Inspired By Yiddish Writers, War-Crimes Lawyer Targets Assad

Details

Publish Date:
October 27, 2016
Author(s):
Source:
J Weekly

Summary

Scott Gilmore was majoring in Jewish studies at Montreal’s McGill University when he discovered the potency of Yiddish literature to confront crimes against humanity — and realized his life’s calling.

“I found writers who grappled with how to speak the unspeakable and make meaning out of atrocity,” says Gilmore, now a staff attorney for the San Francisco-based Center for Justice and Accountability. “I focused on modernist Yiddish literature as a response to political violence and mass trauma.
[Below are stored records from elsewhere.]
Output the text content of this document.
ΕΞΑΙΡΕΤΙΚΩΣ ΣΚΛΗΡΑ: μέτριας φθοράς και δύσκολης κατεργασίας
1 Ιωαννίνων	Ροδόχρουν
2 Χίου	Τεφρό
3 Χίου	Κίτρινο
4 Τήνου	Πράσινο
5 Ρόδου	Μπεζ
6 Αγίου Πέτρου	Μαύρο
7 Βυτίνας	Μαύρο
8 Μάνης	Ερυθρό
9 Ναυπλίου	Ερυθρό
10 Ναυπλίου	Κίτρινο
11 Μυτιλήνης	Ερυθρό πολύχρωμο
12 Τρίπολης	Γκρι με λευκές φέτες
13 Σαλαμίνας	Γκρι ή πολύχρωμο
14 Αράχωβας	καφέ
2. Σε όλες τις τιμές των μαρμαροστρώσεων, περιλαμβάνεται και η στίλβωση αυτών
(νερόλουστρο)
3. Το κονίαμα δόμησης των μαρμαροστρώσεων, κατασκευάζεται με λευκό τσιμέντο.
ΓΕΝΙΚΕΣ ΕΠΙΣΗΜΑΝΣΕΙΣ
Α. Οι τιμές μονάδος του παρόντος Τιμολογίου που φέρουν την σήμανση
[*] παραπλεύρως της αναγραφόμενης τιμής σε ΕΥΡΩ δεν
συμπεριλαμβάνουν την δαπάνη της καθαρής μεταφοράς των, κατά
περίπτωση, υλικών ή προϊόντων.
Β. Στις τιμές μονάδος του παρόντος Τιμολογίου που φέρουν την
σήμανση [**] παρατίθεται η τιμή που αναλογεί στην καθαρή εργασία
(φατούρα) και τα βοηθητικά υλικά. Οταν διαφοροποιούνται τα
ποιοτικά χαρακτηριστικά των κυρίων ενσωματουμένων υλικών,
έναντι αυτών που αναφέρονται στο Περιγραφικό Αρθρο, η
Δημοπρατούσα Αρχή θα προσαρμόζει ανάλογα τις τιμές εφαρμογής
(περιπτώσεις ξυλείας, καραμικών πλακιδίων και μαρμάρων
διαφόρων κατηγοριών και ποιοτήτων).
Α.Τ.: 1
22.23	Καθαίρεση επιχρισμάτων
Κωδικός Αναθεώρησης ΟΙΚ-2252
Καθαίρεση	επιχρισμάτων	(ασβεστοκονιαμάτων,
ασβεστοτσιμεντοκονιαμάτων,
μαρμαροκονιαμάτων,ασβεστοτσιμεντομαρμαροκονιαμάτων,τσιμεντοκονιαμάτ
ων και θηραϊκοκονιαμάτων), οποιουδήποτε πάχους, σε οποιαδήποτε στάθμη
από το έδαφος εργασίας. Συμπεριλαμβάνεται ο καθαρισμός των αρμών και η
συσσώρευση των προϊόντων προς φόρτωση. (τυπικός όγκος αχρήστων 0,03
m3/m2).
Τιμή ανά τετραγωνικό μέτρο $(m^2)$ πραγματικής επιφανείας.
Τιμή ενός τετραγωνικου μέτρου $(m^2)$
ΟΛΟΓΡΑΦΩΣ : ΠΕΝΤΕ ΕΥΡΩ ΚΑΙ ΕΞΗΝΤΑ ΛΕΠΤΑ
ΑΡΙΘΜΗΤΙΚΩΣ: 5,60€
It’s a mission I struggle with myself as a war-crimes lawyer.”

Gilmore and Beth Van Schaack, a visiting professor in human rights at Stanford Law School, told about 50 audience members at the JCC that the Colvin suit was one of the few ways of holding the Assad government accountable.

Russia blocks any cases against Syria from reaching the International Criminal Court, so the Colvin case was filed under a U.S. law that allows suits against entities the State Department designates as state sponsors of terrorism.

“It’s a narrow case, it’s a single victim, but it’s emblematic of what’s we’re seeing” on a large scale in Syria, Van Schaack said.